The dance floor is comparatively calm, though within minutes a man knocks a beer all over me. He does not apologize. There is, evidently, a pickup scene. ("You look like a troublemaker," a man tells my friend, attempting to navigate that fine line between flirtation and defamation.) But mostly it's women dancing with their friends in attire ranging from slinky cocktail dresses to sweatpants — plus a scattering of guys in man buns and backward baseball hats, and one man in sunglasses and a fedora  I can only assume is an off-duty bar mitzvah DJ.

To Brownell, that's the point. "A lot of nightclubs you have to dress up,  act a certain way, there's bottle service. That's not what we're doing here. This is a place to be silly and let loose. There's no dress code. There's no pretense."

Concourse Dance Bar

1635 Market St.; 267-534-4128; concoursedancebar.com

When to go: To avoid a line, arrive before 10:30 p.m., or go on Sunday, when there's no cover. It's open 5 p.m.-2 a.m. Friday (with happy hour 5-7 p.m.); and 9 p.m.-2 a.m. Saturday-Sunday. There's a $5 cover starting at 9 p.m. Friday and Saturday.
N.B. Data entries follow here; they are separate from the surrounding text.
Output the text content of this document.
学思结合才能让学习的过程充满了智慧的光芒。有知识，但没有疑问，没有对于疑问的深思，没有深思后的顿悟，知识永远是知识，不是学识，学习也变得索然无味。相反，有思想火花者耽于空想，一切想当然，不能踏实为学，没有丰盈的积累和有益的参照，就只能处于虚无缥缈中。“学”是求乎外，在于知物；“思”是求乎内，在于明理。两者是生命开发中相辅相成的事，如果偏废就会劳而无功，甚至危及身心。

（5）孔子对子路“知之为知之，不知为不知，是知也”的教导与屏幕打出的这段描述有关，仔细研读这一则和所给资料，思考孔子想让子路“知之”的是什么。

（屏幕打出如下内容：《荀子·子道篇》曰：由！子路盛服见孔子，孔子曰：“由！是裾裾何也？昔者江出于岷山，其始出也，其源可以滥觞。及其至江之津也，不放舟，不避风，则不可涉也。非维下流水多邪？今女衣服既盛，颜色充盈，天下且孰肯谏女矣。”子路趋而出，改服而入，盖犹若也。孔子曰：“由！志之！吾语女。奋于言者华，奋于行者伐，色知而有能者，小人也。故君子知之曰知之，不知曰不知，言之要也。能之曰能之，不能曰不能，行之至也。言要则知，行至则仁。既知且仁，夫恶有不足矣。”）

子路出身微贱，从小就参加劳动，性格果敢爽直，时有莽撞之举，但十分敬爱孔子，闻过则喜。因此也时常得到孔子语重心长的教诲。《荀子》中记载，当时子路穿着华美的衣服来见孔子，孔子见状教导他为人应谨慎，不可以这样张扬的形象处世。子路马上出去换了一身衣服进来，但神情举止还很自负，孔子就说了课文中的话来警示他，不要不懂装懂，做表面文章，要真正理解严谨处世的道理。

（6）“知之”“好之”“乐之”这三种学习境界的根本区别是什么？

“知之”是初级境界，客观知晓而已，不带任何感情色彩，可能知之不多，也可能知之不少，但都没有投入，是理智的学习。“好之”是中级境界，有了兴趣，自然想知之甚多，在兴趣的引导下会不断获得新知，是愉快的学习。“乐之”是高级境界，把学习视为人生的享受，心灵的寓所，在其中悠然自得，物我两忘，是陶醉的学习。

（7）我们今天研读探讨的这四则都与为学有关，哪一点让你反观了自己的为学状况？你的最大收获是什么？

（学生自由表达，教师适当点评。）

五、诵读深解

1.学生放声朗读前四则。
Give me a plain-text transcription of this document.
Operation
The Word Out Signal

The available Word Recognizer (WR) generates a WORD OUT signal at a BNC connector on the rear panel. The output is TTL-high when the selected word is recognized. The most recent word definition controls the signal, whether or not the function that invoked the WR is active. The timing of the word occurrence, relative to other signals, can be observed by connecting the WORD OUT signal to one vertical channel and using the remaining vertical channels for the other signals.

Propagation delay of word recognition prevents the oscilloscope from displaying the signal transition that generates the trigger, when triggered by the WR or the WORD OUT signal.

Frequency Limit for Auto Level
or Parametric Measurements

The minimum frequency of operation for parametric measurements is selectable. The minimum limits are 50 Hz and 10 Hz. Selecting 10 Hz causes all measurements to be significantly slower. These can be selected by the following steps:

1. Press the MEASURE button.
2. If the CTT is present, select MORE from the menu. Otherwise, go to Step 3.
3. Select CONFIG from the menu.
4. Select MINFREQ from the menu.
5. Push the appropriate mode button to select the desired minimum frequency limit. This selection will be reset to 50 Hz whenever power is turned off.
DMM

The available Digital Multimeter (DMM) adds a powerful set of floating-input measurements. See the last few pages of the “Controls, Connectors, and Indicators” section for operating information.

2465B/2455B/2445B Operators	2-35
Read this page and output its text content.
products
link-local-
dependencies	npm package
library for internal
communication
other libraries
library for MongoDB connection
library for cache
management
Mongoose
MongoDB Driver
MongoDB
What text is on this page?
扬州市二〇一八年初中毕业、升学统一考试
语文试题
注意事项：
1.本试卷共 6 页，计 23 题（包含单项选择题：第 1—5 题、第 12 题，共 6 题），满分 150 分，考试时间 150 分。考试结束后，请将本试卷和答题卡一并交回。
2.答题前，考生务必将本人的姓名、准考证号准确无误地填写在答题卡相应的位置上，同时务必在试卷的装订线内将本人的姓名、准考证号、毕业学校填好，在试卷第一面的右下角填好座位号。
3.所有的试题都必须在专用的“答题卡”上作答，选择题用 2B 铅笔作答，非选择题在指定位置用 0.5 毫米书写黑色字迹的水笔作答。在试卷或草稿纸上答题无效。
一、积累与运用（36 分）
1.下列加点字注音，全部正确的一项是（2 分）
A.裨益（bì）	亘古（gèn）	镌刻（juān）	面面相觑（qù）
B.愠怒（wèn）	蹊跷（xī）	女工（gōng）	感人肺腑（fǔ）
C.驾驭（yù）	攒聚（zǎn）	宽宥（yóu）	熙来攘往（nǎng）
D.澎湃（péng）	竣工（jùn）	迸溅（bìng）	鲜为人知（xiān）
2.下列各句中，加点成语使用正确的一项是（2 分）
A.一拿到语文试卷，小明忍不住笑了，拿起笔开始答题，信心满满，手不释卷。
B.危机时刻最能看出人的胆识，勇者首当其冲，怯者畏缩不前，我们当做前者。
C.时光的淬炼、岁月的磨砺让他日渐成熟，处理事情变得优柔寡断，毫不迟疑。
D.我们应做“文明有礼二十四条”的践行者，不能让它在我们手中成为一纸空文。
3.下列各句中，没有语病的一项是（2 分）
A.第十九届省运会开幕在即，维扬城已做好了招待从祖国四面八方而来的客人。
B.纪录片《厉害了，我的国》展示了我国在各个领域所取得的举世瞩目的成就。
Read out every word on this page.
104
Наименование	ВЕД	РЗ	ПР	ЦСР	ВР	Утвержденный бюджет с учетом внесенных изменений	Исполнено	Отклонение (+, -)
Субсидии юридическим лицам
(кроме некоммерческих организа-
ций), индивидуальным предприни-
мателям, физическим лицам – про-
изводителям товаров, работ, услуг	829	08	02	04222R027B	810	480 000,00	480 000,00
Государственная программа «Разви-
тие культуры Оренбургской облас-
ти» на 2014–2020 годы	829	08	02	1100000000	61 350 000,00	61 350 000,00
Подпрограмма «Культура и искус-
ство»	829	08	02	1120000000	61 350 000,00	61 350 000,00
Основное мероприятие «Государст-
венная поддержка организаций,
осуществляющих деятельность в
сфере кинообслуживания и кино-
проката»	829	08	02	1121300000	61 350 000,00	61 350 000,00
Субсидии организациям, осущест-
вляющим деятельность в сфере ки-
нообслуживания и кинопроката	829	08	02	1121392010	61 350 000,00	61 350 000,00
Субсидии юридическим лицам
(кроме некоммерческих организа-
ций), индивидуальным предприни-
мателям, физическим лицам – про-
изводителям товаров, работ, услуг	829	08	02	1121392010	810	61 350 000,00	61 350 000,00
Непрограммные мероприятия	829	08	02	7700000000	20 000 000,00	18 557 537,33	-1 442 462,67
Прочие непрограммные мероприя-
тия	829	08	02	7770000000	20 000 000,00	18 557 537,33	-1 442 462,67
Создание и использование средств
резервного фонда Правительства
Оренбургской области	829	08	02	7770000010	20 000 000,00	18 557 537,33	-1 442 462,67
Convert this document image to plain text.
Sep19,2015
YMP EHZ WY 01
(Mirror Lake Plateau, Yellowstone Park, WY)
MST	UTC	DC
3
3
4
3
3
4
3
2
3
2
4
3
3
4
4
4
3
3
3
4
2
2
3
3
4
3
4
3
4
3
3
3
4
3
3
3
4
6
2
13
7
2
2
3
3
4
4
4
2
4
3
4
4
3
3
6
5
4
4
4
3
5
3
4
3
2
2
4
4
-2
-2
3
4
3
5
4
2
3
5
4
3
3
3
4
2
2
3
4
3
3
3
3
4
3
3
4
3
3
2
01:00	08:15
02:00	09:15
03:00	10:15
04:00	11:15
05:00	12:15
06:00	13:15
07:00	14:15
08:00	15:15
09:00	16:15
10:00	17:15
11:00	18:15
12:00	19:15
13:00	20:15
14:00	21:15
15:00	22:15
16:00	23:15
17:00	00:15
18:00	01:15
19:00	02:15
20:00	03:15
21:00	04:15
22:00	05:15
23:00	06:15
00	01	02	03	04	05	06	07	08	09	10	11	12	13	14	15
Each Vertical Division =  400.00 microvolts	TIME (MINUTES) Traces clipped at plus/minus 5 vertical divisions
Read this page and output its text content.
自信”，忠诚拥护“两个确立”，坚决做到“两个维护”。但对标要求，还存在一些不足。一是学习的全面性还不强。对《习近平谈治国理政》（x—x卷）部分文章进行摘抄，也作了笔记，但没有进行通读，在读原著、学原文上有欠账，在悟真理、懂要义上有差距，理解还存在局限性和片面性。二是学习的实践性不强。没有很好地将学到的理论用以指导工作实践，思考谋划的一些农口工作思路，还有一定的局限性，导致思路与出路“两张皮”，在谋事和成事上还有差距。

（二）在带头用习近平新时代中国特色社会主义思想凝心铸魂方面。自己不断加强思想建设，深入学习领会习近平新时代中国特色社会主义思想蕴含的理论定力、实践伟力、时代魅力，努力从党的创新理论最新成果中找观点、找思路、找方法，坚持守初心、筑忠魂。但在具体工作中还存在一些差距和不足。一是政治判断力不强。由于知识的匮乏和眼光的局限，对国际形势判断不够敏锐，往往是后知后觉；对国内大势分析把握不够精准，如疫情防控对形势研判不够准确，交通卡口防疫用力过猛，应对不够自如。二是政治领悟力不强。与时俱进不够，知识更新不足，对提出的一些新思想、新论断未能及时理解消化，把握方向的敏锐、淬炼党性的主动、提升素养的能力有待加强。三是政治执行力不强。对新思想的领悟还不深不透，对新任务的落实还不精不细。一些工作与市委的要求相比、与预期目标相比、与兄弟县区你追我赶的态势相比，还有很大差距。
Order: Local beers on tap include Evil Genius New Phone, Who Dis? ($7), Yards Philly Pale Ale ($6), and Victory Helles Lager ($6).

Bring: Your bachelorette party. Your five-year high school reunion. Your friends who are regressing.

Bathroom situation: There can be a slight stench of vomit and, on my visit, a line long enough to provide a bonding experience between two young women who slurringly discovered they had a lot in common: They were, it turned out, both 22! Inside, a chant of "E-A-G-L-E-S Eagles!" began in the men's room, with much pounding on the walls, and quickly spilled over into the ladies'.

Sounds like: A soundtrack that felt ripped from my 1999 high school prom — think old-school hip-hop and '90s novelty dance hits — at a booming 107-decibel volume that left my ears ringing even after I'd surfaced.